Morrison est ouvertement chrétien (pentecôtiste) et climatosceptique. En décembre, son gouvernement, avec d’autres, a saboté la COP25 (Conférence des Nations Unies sur les changements climatiques à Madrid). Alors que les incendies faisaient rage, juste avant Noël, il est parti discrètement en vacances à Hawaï. Il refuse des objectifs de réduction des gaz à effet de serre (GES) qui nuiraient à l’économie et aux emplois. Mais l’économie australienne et les emplois sont bien plus menacés par les sécheresses et incendies à répétition que par la transition énergétique. Les dommages causés par les feux actuels sont incalculables. Ne rien faire a un prix, démesuré. 

Nous, chrétiens, devrions être aux premiers rangs du combat pour préserver la vie sur terre. Nous sommes souvent préoccupés ces temps-ci par la question de l’euthanasie. Vouloir assurer la pérennité de l'humanité sur cette planète, n’est-ce pas là aussi défendre la vie? 

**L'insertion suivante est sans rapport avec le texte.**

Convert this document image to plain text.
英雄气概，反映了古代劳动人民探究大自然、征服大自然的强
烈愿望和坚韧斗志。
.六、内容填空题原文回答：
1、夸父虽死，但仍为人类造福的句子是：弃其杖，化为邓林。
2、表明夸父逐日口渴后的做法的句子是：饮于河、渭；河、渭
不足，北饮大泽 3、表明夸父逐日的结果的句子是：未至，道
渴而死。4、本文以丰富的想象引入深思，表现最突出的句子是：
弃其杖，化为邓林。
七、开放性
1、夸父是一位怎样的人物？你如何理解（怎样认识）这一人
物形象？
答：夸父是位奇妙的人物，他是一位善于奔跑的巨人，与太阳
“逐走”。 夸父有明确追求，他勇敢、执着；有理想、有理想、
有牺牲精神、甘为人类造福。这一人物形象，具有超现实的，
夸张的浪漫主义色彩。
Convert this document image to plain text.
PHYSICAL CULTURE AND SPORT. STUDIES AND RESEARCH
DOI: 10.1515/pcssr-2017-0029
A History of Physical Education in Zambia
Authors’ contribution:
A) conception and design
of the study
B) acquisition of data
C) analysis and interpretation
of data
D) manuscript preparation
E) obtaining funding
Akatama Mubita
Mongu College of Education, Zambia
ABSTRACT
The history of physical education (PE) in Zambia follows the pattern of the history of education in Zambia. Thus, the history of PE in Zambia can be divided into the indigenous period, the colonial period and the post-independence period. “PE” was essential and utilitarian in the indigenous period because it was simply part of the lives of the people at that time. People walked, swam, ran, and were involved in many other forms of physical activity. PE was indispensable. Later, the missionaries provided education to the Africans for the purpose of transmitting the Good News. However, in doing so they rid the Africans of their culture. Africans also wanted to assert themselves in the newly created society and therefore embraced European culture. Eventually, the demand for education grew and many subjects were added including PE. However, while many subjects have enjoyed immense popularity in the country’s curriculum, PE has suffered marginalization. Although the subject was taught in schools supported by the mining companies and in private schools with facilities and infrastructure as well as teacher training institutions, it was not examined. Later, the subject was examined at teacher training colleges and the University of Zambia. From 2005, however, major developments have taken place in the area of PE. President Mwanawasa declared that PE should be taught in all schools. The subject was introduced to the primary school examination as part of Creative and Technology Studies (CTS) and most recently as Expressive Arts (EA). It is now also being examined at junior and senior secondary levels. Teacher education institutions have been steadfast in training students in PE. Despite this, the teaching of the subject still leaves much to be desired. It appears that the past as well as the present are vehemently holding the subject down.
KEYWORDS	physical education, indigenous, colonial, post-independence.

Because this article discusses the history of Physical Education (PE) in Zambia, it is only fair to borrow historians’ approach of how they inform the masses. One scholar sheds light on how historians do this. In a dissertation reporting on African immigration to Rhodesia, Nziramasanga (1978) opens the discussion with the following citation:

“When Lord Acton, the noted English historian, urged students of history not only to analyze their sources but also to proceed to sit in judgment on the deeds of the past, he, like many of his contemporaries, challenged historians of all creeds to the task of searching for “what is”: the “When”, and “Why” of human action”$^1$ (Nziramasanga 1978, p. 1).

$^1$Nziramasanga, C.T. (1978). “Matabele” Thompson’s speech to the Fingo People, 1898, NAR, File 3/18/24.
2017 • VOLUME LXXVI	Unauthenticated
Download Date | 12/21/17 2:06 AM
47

Nous n’avons pas de leçons à donner aux Australiens. Les Canadiens sont parmi les pires pollueurs du G20, et le Canada n’est pas en voie d’atteindre en 2030 les objectifs de réduction des GES auxquels il s’était engagé par l’Accord de Paris en 2015. Au Québec, les émissions de GES ont augmenté au lieu de diminuer en 2017, et nous n’avons pas atteint en 2020 l’objectif de 20% de réduction par rapport à 1990. Nous sommes tous pour la protection de l’environnement, à condition que ça ne nous coûte rien et ne change rien à nos habitudes. Nous, et je m’inclus là-dedans, faisons passer notre confort et notre mode de vie avant l’avenir de l’humanité. 

Mais vivre dans le déni n’est plus possible. Notre maison commune brûle. 

Le carême est une période de prière et de réflexion. Intégrons à notre prière et à notre réflexion les changements climatiques, dont nous sommes responsables, et agissons. Pour la vie.